By: Mike Marsh
The deer population in the eastern United States is starting to take its toll on the healthy balance of forest ecosystems. No vertebrate species in the eastern United States has a more direct effect on the ecosystem than the white-tailed deer. According to the Nature Conservancy, many state deer populations are continuing to rise well beyond historical norms. So where is all the harm in a large population of deer? The problem starts with what the deer are grazing on.
Deer feeding on preferential plant species has changed the composition and structure of forests. The Nature Conservancy states that in their opinion, there is no greater threat to forests than overpopulation of deer. They also say that only invasive exotic insects and disease have been comparable in magnitude to the issues forests are facing when there are too many deer.
Here is a map released by Quality Deer Management Association in 2008 depicting whitetail deer density in the United States. The northern part of the West Virginia area has one of the higher whitetail deer densities.
*The legend for the map is as follows: (Deer per square mile)*
- White = Rare, absent, or urban area with unknown populations.
- Green = Less than 15
- Yellow = 15 to 30
- Tan or Brown = 30 to 45
- Dark Brown = Greater than 45
The Nature Conservancy also says that cutting down the impact of deer’s plant diet is a key forest restoration strategy and in future it will become necessary in order to help maintain functioning forests in a climate that is already showing signs of warming. It is eye-opening to learn that overpopulation of deer actually has a more of a negative impact on forest ecosystems than the potential consequences of global warming.
Since deer management cannot be regulated at the federal level, the states have the right set their own regulations regarding wildlife. West Virginia specially has made efforts to reform these regulations because of the impact the deer population was having on the states timber production.
According to a report on the negative impacts of high deer population, published by the Office of Legislative Auditor in Charleston, West Virginia, the Division of Natural Resources has pursued a strategy increasing the hunting and fishing opportunities in West Virginia. The state of West Virginia has purchased land specifically dedicated to hunting and have also changed game management polices and increased deer population in the forests.
This is an issue for the state, and the report sees the DNR’s policy of further increasing the states deer population as not being in the best interest for the citizens of West Virginia.
The report claims that scientific research has determined that deer in populations over 20 deer per square mile harm forests saplings due to “over browsing”. The result of this is that these highly concentrated areas with deer are not seeing any regeneration of hardwood forests. Too many deer means negative effects on the state’s wood product industry, farm industry, and the ecological health of West Virginia’s ecosystem. The effects on timber production is the biggest concern for West Virginia because of the amount of money it generates for the economy.
The report says that the economic impact of hunting and fishing in West Virginia is around $200 million dollars annually, which is a fraction of what the wood products industry generates. The timber from West Virginia is worth $1.3 billion annually to the states economy. They claim that increasing the deer population may have a short term positive economic impact on West Virginia, but in the long term, the growing deer population will dramatically harm West Virginia’s ecosystem balance and the forest economy.

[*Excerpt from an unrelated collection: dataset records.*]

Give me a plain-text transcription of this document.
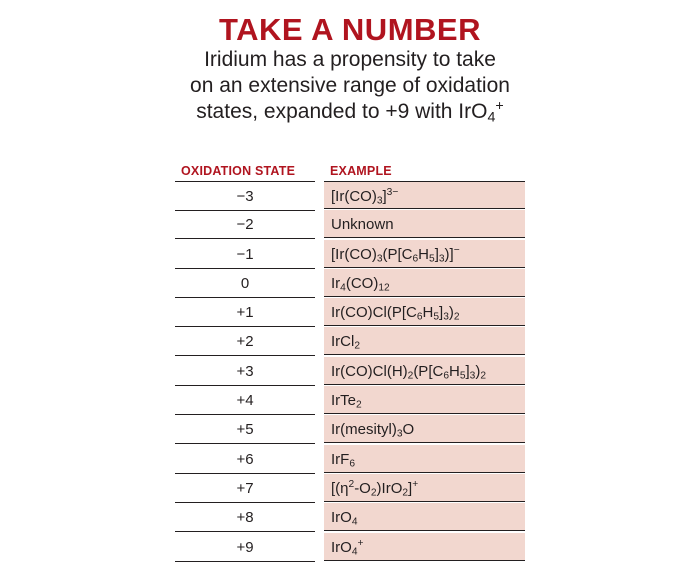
TAKE A NUMBER
Iridium has a propensity to take
on an extensive range of oxidation
states, expanded to +9 with IrO$_4$+
OXIDATION STATE	EXAMPLE
−3	$[Ir(CO)_3]^{3-}$
−2	Unknown
−1	$[Ir(CO)_3(P[C_6H_5]_3)]^-$
0	$Ir_4(CO)_{12}$
+1	$Ir(CO)Cl(P[C_6H_5]_3)_2$
+2	IrCl$_2$
+3	$Ir(CO)Cl(H)_2(P[C_6H_5]_3)_2$
+4	IrTe$_2$
+5	$Ir(mesityl)_3O$
+6	IrF$_6$
+7	$[(\eta^2-O_2)IrO_2]^+$
+8	IrO$_4$
+9	IrO$_4$+
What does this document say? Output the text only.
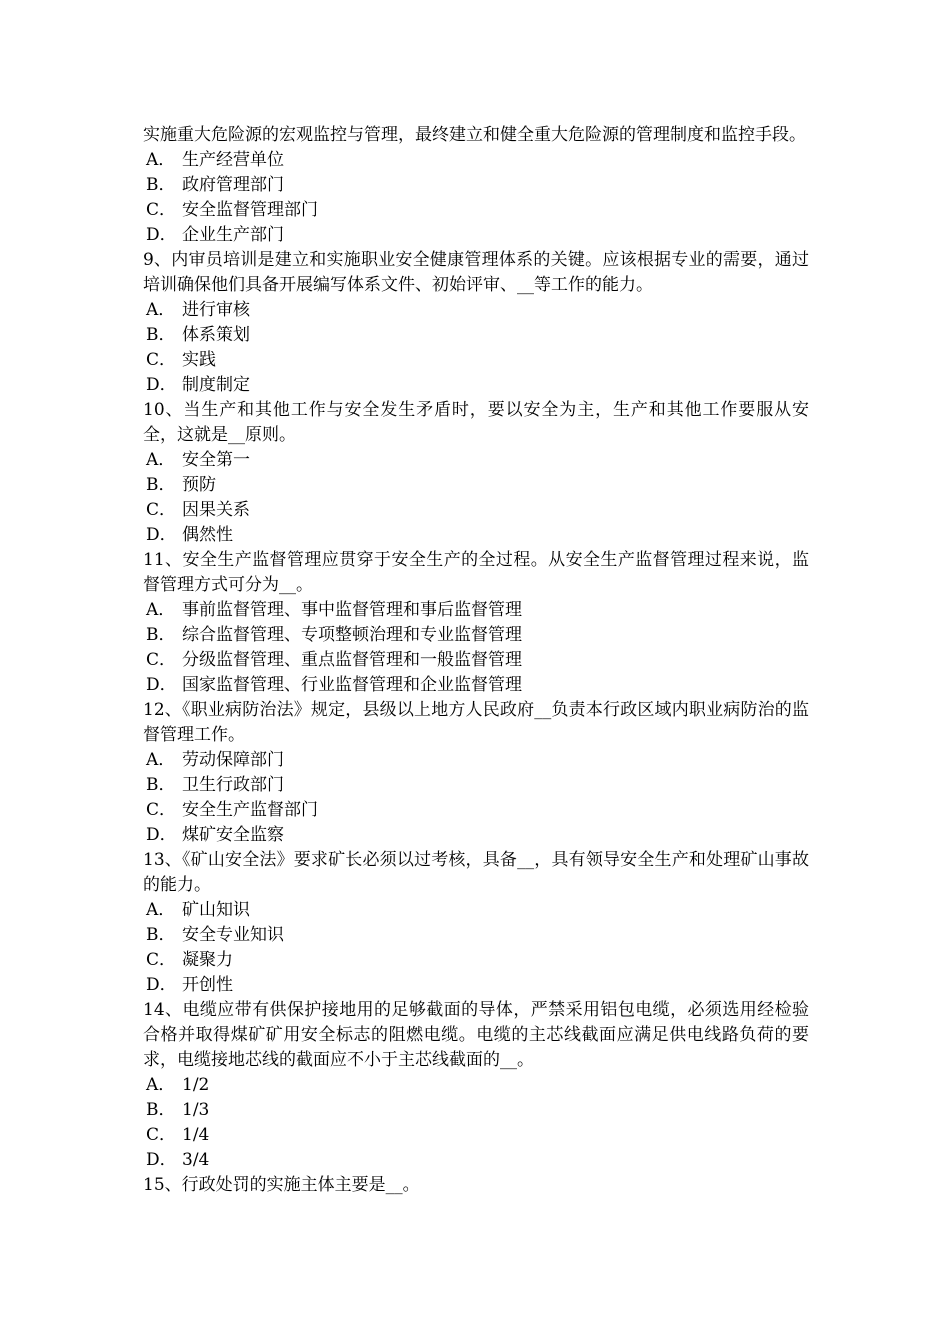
实施重大危险源的宏观监控与管理，最终建立和健全重大危险源的管理制度和监控手段。

A． 生产经营单位

B． 政府管理部门

C． 安全监督管理部门

D． 企业生产部门

9、内审员培训是建立和实施职业安全健康管理体系的关键。应该根据专业的需要，通过培训确保他们具备开展编写体系文件、初始评审、__等工作的能力。

A． 进行审核

B． 体系策划

C． 实践

D． 制度制定

10、当生产和其他工作与安全发生矛盾时，要以安全为主，生产和其他工作要服从安全，这就是__原则。

A． 安全第一

B． 预防

C． 因果关系

D． 偶然性

11、安全生产监督管理应贯穿于安全生产的全过程。从安全生产监督管理过程来说，监督管理方式可分为__。

A． 事前监督管理、事中监督管理和事后监督管理

B． 综合监督管理、专项整顿治理和专业监督管理

C． 分级监督管理、重点监督管理和一般监督管理

D． 国家监督管理、行业监督管理和企业监督管理

12、《职业病防治法》规定，县级以上地方人民政府__负责本行政区域内职业病防治的监督管理工作。

A． 劳动保障部门

B． 卫生行政部门

C． 安全生产监督部门

D． 煤矿安全监察

13、《矿山安全法》要求矿长必须以过考核，具备__，具有领导安全生产和处理矿山事故的能力。

A． 矿山知识

B． 安全专业知识

C． 凝聚力

D． 开创性

14、电缆应带有供保护接地用的足够截面的导体，严禁采用铝包电缆，必须选用经检验合格并取得煤矿矿用安全标志的阻燃电缆。电缆的主芯线截面应满足供电线路负荷的要求，电缆接地芯线的截面应不小于主芯线截面的__。

A． 1/2

B． 1/3

C． 1/4

D． 3/4

15、行政处罚的实施主体主要是__。
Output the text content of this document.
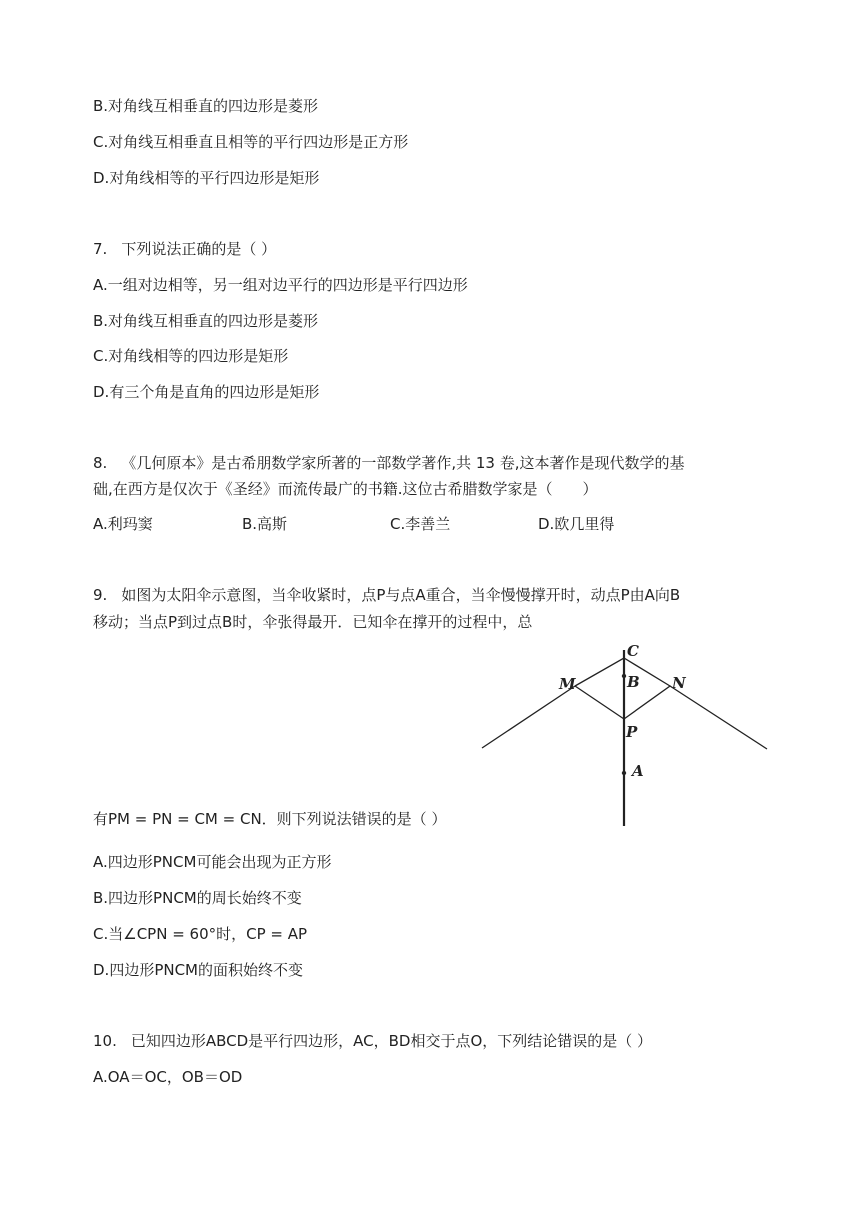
B.对角线互相垂直的四边形是菱形
C.对角线互相垂直且相等的平行四边形是正方形
D.对角线相等的平行四边形是矩形
7. 下列说法正确的是（ ）
A.一组对边相等，另一组对边平行的四边形是平行四边形
B.对角线互相垂直的四边形是菱形
C.对角线相等的四边形是矩形
D.有三个角是直角的四边形是矩形
8. 《几何原本》是古希朋数学家所著的一部数学著作,共 13 卷,这本著作是现代数学的基
础,在西方是仅次于《圣经》而流传最广的书籍.这位古希腊数学家是（　　）
A.利玛窦	B.高斯	C.李善兰	D.欧几里得
9. 如图为太阳伞示意图，当伞收紧时，点P与点A重合，当伞慢慢撑开时，动点P由A向B
移动；当点P到过点B时，伞张得最开．已知伞在撑开的过程中，总
C
B
M	N
P
A
有PM = PN = CM = CN．则下列说法错误的是（ ）
A.四边形PNCM可能会出现为正方形
B.四边形PNCM的周长始终不变
C.当∠CPN = 60°时，CP = AP
D.四边形PNCM的面积始终不变
10. 已知四边形ABCD是平行四边形，AC，BD相交于点O，下列结论错误的是（ ）
A.OA＝OC，OB＝OD
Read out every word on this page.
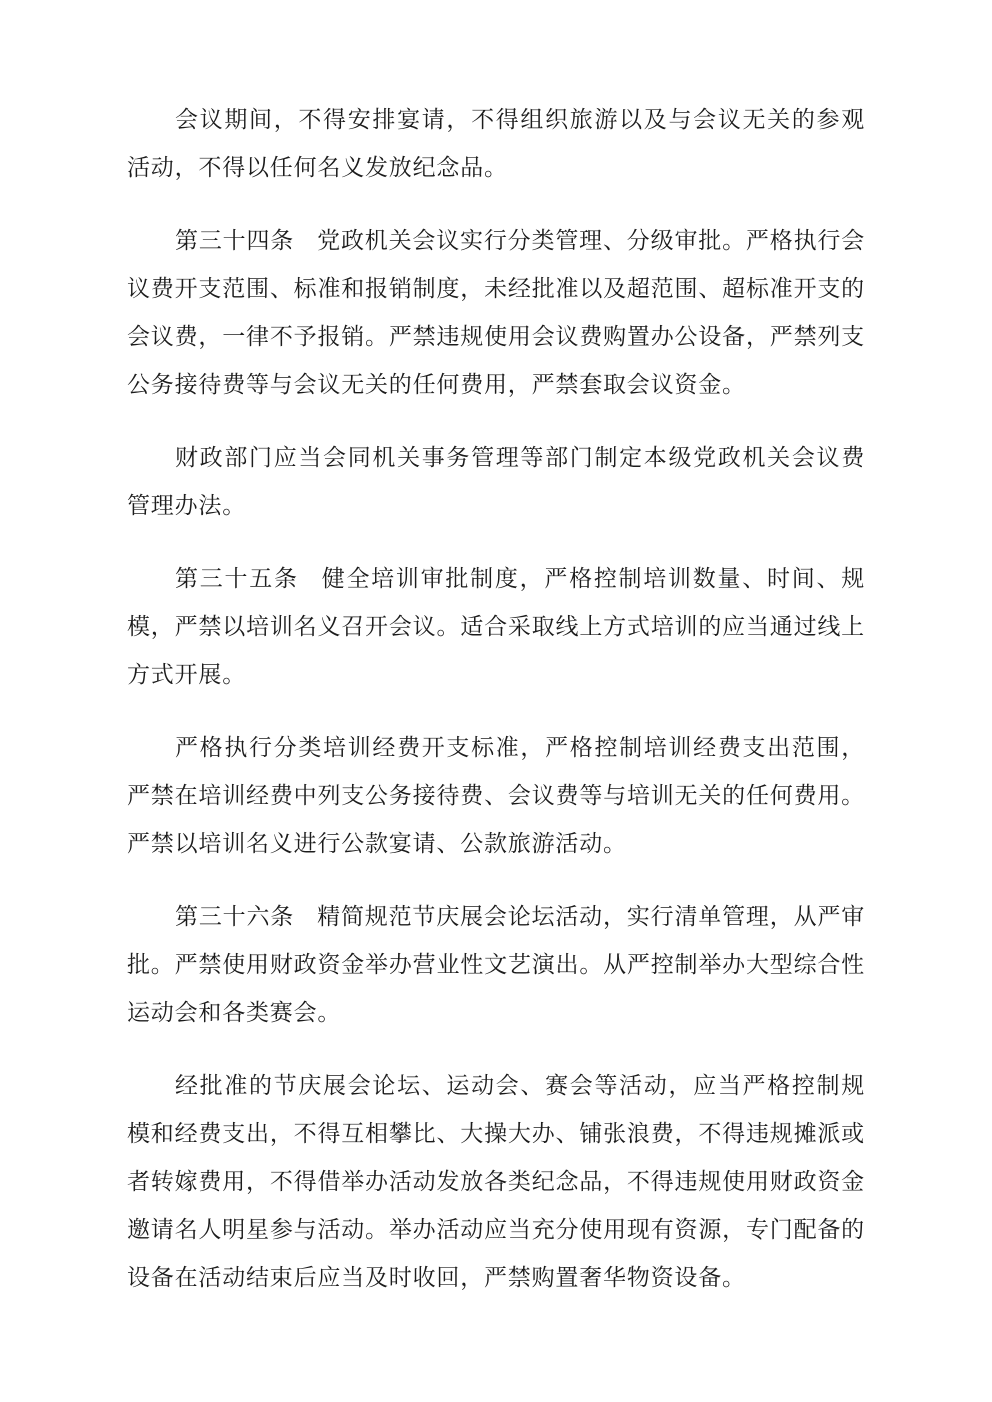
会议期间，不得安排宴请，不得组织旅游以及与会议无关的参观活动，不得以任何名义发放纪念品。

第三十四条 党政机关会议实行分类管理、分级审批。严格执行会议费开支范围、标准和报销制度，未经批准以及超范围、超标准开支的会议费，一律不予报销。严禁违规使用会议费购置办公设备，严禁列支公务接待费等与会议无关的任何费用，严禁套取会议资金。

财政部门应当会同机关事务管理等部门制定本级党政机关会议费管理办法。

第三十五条 健全培训审批制度，严格控制培训数量、时间、规模，严禁以培训名义召开会议。适合采取线上方式培训的应当通过线上方式开展。

严格执行分类培训经费开支标准，严格控制培训经费支出范围，严禁在培训经费中列支公务接待费、会议费等与培训无关的任何费用。严禁以培训名义进行公款宴请、公款旅游活动。

第三十六条 精简规范节庆展会论坛活动，实行清单管理，从严审批。严禁使用财政资金举办营业性文艺演出。从严控制举办大型综合性运动会和各类赛会。

经批准的节庆展会论坛、运动会、赛会等活动，应当严格控制规模和经费支出，不得互相攀比、大操大办、铺张浪费，不得违规摊派或者转嫁费用，不得借举办活动发放各类纪念品，不得违规使用财政资金邀请名人明星参与活动。举办活动应当充分使用现有资源，专门配备的设备在活动结束后应当及时收回，严禁购置奢华物资设备。
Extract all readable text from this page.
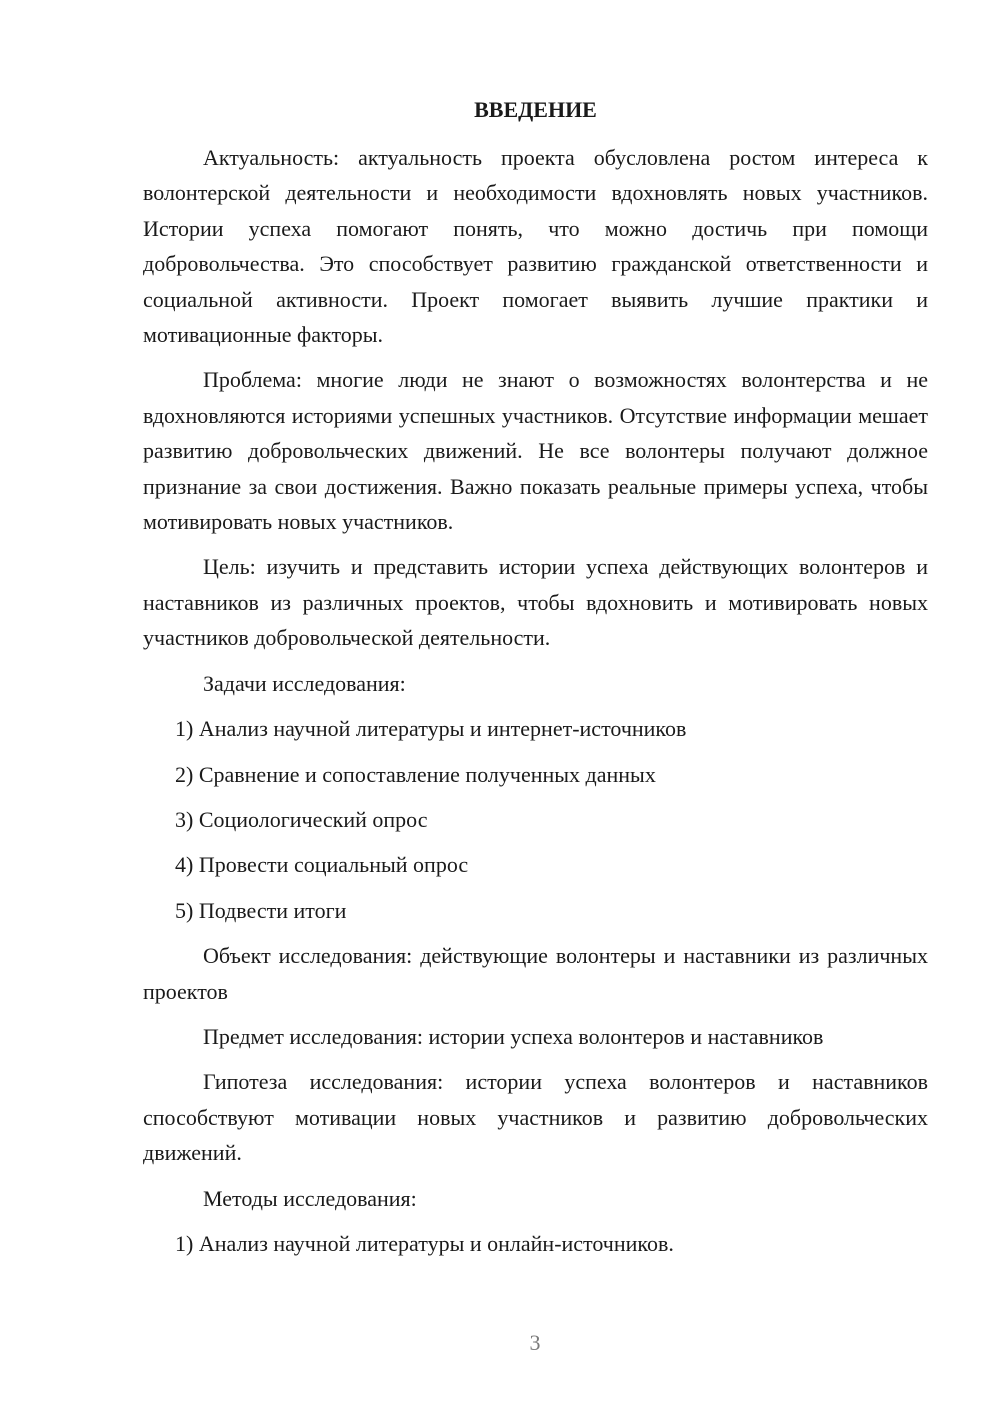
ВВЕДЕНИЕ

Актуальность: актуальность проекта обусловлена ростом интереса к волонтерской деятельности и необходимости вдохновлять новых участников. Истории успеха помогают понять, что можно достичь при помощи добровольчества. Это способствует развитию гражданской ответственности и социальной активности. Проект помогает выявить лучшие практики и мотивационные факторы.

Проблема: многие люди не знают о возможностях волонтерства и не вдохновляются историями успешных участников. Отсутствие информации мешает развитию добровольческих движений. Не все волонтеры получают должное признание за свои достижения. Важно показать реальные примеры успеха, чтобы мотивировать новых участников.

Цель: изучить и представить истории успеха действующих волонтеров и наставников из различных проектов, чтобы вдохновить и мотивировать новых участников добровольческой деятельности.

Задачи исследования:

1) Анализ научной литературы и интернет-источников

2) Сравнение и сопоставление полученных данных

3) Социологический опрос

4) Провести социальный опрос

5) Подвести итоги

Объект исследования: действующие волонтеры и наставники из различных проектов

Предмет исследования: истории успеха волонтеров и наставников

Гипотеза исследования: истории успеха волонтеров и наставников способствуют мотивации новых участников и развитию добровольческих движений.

Методы исследования:

1) Анализ научной литературы и онлайн-источников.

3
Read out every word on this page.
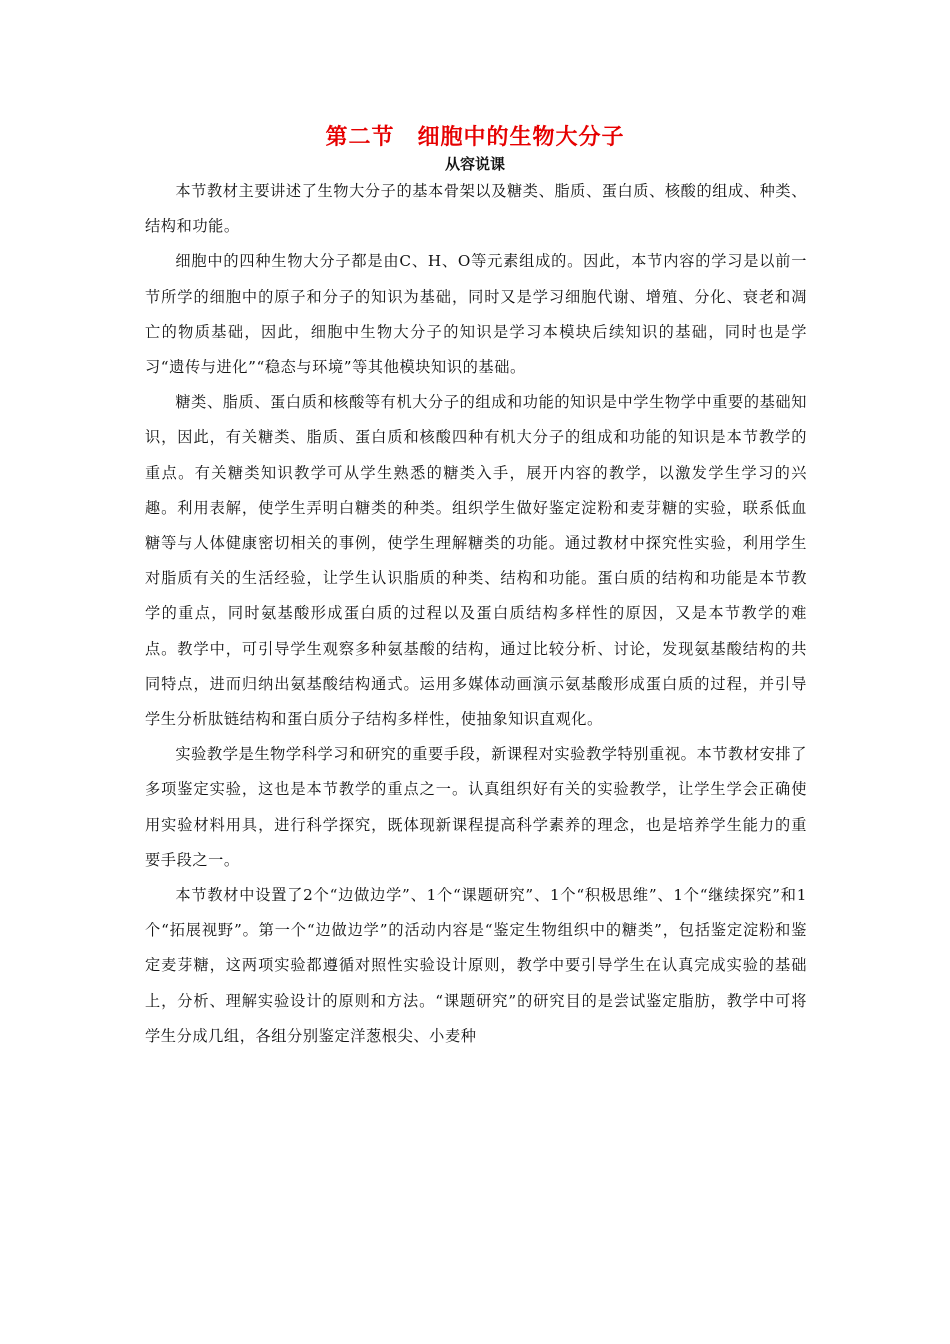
第二节　细胞中的生物大分子
从容说课

本节教材主要讲述了生物大分子的基本骨架以及糖类、脂质、蛋白质、核酸的组成、种类、结构和功能。

细胞中的四种生物大分子都是由C、H、O等元素组成的。因此，本节内容的学习是以前一节所学的细胞中的原子和分子的知识为基础，同时又是学习细胞代谢、增殖、分化、衰老和凋亡的物质基础，因此，细胞中生物大分子的知识是学习本模块后续知识的基础，同时也是学习“遗传与进化”“稳态与环境”等其他模块知识的基础。

糖类、脂质、蛋白质和核酸等有机大分子的组成和功能的知识是中学生物学中重要的基础知识，因此，有关糖类、脂质、蛋白质和核酸四种有机大分子的组成和功能的知识是本节教学的重点。有关糖类知识教学可从学生熟悉的糖类入手，展开内容的教学，以激发学生学习的兴趣。利用表解，使学生弄明白糖类的种类。组织学生做好鉴定淀粉和麦芽糖的实验，联系低血糖等与人体健康密切相关的事例，使学生理解糖类的功能。通过教材中探究性实验，利用学生对脂质有关的生活经验，让学生认识脂质的种类、结构和功能。蛋白质的结构和功能是本节教学的重点，同时氨基酸形成蛋白质的过程以及蛋白质结构多样性的原因，又是本节教学的难点。教学中，可引导学生观察多种氨基酸的结构，通过比较分析、讨论，发现氨基酸结构的共同特点，进而归纳出氨基酸结构通式。运用多媒体动画演示氨基酸形成蛋白质的过程，并引导学生分析肽链结构和蛋白质分子结构多样性，使抽象知识直观化。

实验教学是生物学科学习和研究的重要手段，新课程对实验教学特别重视。本节教材安排了多项鉴定实验，这也是本节教学的重点之一。认真组织好有关的实验教学，让学生学会正确使用实验材料用具，进行科学探究，既体现新课程提高科学素养的理念，也是培养学生能力的重要手段之一。

本节教材中设置了2个“边做边学”、1个“课题研究”、1个“积极思维”、1个“继续探究”和1个“拓展视野”。第一个“边做边学”的活动内容是“鉴定生物组织中的糖类”，包括鉴定淀粉和鉴定麦芽糖，这两项实验都遵循对照性实验设计原则，教学中要引导学生在认真完成实验的基础上，分析、理解实验设计的原则和方法。“课题研究”的研究目的是尝试鉴定脂肪，教学中可将学生分成几组，各组分别鉴定洋葱根尖、小麦种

The amount of deer hunted in West Virginia has substantially grown each year. This table gives on idea of the rate at which deer have been harvested, but this still isn’t having much of an impact on slowing the of overpopulation of deer.
In places where deer density exceeds 20 per square mile, plant species such as sugar maple, white ash, tallow poplar, hemlock, pin cherry, oak, and aspen are eliminated from the ecosystem, and with high deer populations continuing to exist in these areas, there is a very slow regeneration of these commercial plant species. West Virginia’s economy is experiencing significant economic losses due to this fact. When an industry generates as much $1.3 billion annually, it is easy to see the concern that state environmentalists and economists have on the relationship between deer population and the declining timber revenue.
The question raised with all of the information in this report is how, or will, the state will come up with an ethical way to reduce the deer population. Simply encouraging more hunting is not going to be a solution that can fix this problem, and the idea of killing of any wildlife animal species in large numbers will have further ramifications on the ecosystem and the entire food chain. The timber industry may need to take a wait and see approach for now to determine whether or not this excess deer population problem will ever be fixed.